Phipps then approached Kunz and the voting trust to offer to buy the share. They came to an agreement in which they would buy it with a down payment of $250,000 and an offer of $1.25 million to be paid by June 1. The announcement on February 16 that the Phipps family had over 90% of the team led to public fanfare that saw season tickets sales double from the prior year. In 1967, Phipps and the team tried pushing a bond issue to voters of the area to help increase the size of Bears Stadium (renamed to Mile High Stadium in 1968) from 34,000 to 50,000 to be in line with the stipulation set out by the AFL to have a stadium of 50,000 seats. Supposedly, if the bond issue failed, the team would have moved to Birmingham, Alabama.

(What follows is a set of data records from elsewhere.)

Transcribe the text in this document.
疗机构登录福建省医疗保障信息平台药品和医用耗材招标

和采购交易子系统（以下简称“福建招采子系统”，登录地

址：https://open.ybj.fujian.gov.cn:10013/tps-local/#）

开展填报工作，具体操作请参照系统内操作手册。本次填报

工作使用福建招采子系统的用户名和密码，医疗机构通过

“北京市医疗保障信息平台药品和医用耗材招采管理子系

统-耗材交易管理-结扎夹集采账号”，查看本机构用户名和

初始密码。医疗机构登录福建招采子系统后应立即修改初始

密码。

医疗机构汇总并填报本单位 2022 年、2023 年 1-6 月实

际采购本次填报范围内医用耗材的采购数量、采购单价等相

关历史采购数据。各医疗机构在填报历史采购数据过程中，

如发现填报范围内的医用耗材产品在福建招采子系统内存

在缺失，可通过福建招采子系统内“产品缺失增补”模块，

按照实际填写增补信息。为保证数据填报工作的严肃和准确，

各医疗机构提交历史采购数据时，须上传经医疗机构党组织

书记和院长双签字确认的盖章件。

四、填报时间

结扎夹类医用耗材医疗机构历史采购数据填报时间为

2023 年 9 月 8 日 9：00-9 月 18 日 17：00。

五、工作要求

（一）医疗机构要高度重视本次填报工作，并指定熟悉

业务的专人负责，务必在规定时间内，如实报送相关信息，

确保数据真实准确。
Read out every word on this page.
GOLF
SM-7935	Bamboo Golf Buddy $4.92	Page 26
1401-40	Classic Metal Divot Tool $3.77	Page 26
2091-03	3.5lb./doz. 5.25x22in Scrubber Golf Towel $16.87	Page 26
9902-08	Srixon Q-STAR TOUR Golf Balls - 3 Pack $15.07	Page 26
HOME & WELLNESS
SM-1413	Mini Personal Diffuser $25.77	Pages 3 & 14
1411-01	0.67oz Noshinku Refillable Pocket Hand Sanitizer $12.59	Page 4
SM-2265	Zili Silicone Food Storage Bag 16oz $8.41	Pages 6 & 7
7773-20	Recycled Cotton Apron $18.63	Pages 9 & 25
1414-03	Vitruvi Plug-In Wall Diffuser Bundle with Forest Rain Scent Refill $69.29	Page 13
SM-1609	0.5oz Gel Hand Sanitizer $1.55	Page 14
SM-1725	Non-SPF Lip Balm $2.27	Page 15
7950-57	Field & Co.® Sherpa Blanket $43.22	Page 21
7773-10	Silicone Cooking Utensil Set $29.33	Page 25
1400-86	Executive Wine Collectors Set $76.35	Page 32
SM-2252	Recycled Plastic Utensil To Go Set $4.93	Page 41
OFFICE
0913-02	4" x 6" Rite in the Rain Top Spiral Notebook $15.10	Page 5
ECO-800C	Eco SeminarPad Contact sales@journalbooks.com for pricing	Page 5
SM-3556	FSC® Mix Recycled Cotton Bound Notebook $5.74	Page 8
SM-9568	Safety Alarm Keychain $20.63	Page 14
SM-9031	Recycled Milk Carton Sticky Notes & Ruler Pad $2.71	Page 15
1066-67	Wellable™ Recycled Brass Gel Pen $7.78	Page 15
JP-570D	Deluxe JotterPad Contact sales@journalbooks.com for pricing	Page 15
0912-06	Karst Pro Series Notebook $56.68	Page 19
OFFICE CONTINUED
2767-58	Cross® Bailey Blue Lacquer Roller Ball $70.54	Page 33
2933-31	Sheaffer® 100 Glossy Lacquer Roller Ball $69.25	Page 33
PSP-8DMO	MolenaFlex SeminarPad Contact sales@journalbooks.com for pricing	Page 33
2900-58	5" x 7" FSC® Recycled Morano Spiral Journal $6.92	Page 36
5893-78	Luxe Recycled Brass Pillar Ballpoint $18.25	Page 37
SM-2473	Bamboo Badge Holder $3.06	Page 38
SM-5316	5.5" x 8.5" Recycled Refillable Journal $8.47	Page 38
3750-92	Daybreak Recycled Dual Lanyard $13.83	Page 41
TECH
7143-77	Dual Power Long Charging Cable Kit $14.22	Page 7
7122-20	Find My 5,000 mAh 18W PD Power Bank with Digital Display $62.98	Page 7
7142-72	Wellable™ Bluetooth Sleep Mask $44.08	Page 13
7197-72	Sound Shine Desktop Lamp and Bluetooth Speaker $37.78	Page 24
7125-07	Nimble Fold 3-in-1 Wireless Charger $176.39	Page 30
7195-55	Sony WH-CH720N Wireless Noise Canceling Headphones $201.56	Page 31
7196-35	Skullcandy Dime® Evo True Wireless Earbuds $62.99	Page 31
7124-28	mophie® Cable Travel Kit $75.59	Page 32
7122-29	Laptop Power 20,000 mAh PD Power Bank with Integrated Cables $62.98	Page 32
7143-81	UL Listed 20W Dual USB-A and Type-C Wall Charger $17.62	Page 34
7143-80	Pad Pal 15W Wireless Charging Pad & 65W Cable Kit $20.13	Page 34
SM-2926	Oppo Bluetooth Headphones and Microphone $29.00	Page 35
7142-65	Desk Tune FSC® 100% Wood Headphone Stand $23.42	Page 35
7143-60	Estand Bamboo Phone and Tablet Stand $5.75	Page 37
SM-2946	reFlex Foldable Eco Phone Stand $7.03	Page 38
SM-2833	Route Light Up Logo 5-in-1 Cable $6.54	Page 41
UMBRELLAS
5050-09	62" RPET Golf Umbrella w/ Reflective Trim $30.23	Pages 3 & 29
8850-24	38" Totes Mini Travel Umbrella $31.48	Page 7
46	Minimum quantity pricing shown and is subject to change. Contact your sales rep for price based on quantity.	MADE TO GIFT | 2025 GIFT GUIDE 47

The bond did fail, but a civic group called "The Doers" helped raise $1.8 million to buy the stadium from the Phipps brothers and then deed it over to the City and County of Denver, which meant that true revenue bonds could be issue by city government to expand the stadium. However, the bonds were still not paid off by 1974 by revenues of the stadium, which needed further expansion; a general obligation bond proposal had to be put up and passed by the Denver voters, which in fact passed.

During Phipps's tenure as owner, the Broncos earned their first trip to the Super Bowl (in 1978) participating in Super Bowl XII and saw a significant rise in Denver Broncos popularity, called "Broncomania". In 1985, Phipps became the first non-player to be inducted into the Broncos Ring of Fame. He sold the Broncos in February 1981 to Edgar Kaiser, Jr for $40 million.

He is also a member of the Colorado Sports Hall of Fame. Phipps was also the owner of the Denver Bears minor league baseball team alongside owner the stadium that housed both the Bears and Broncos. He was a director of Rocky Mountain Empire Sports, which owned the Denver Bears minor league baseball team from 1947 to 1984. Gerald served as board chairman while Allen served as president.

Gerald Phipps graduated with a BA in English from Williams College. He and his brother Allan were inducted into the Colorado Business Hall of Fame.

==Personal life==
Phipps married Janet Alice Smith in 1937, and they had three children, Sandra Dennehy, Karen Sass, and Marta Talman. He also had eight grand children. Phipps died on August 6, 1993, of cancer at the age of 78.